Café du commerce ou mots d’esprit, les conversations à bâtons rompus de tous ces damnés de la terre sont aussi truculentes qu’universelles. Mama Mfoa, la cantatrice chauve qui vend des soles grillées et du « poulet-bicyclette » sur l’avenue de l’Indépendance pour quelques francs CFA ; Mouyeké, escroc sans génie qui se croit, parce que descendant de grands sorciers, capable de « transformer le pipi de chat en vin rouge de la Sovinco » ; les filles du quartier Rex où les gars font de l’alpinisme sur les monts de Vénus ; l’Imprimeur, qui a « fait la France », auréolé de la gloire factice d’avoir traversé la Méditerranée... Ce qui lui est arrivé à lui, Verre Cassé, pourquoi il passe son temps à écouter la galerie dérouler ses vies par le menu, le lecteur devra le chercher en filigrane.

En filigrane aussi, il trouvera des titres d’oeuvres littéraires disséminés dans le texte, qui sont comme des plots figés dans le flot des paroles. « La culture, c’est ce qui nous reste lorsqu’on n’est plus rien », insiste Alain Mabanckou, qui a voulu offrir autant de révérences à ses maîtres à penser, Conrad, García Márquez ou Ionesco.

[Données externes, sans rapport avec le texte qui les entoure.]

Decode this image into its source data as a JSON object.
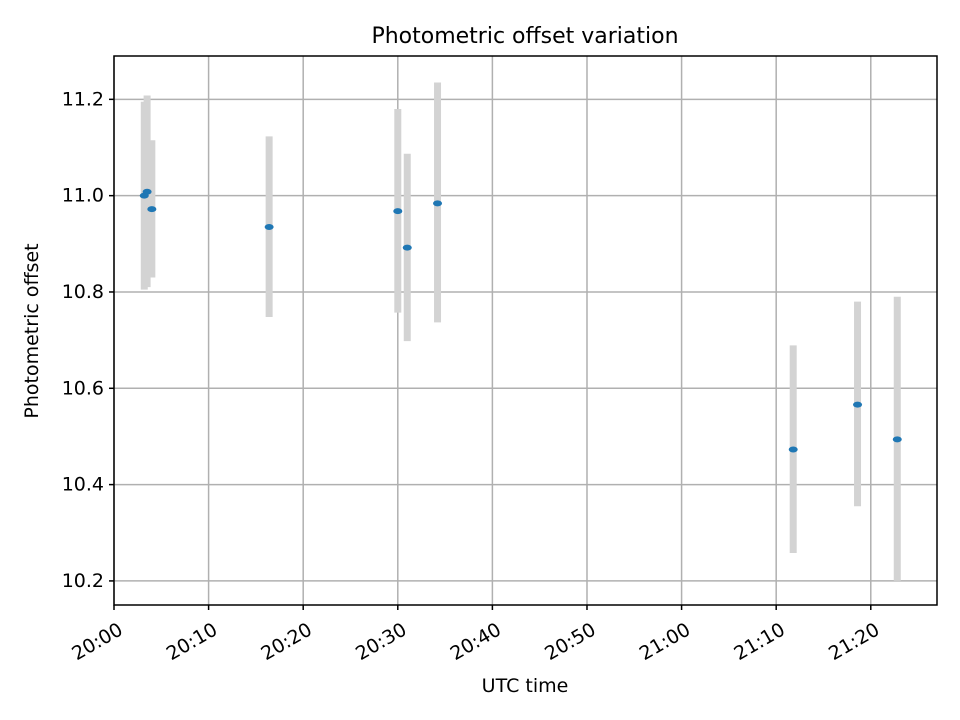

Plus qu’une vision de l’Afrique, il propose un portrait vivant de l’homme contemporain, enlevé par un humour ravageur et un très sain deuxième degré. L’air de rien, il raille le regard occidental sur l’Afrique noire, la stupidité des bien-pensants, et distille quelques analyses bien senties sur l’arrogance des hommes, suggérant que son propos s’étend bien au-delà des frontières du Congo-Brazzaville, où il est né, de la France, où il a grandi, et de l’Amérique, où il enseigne aujourd’hui les littératures francophones et afro-américaine à l’université du Michigan.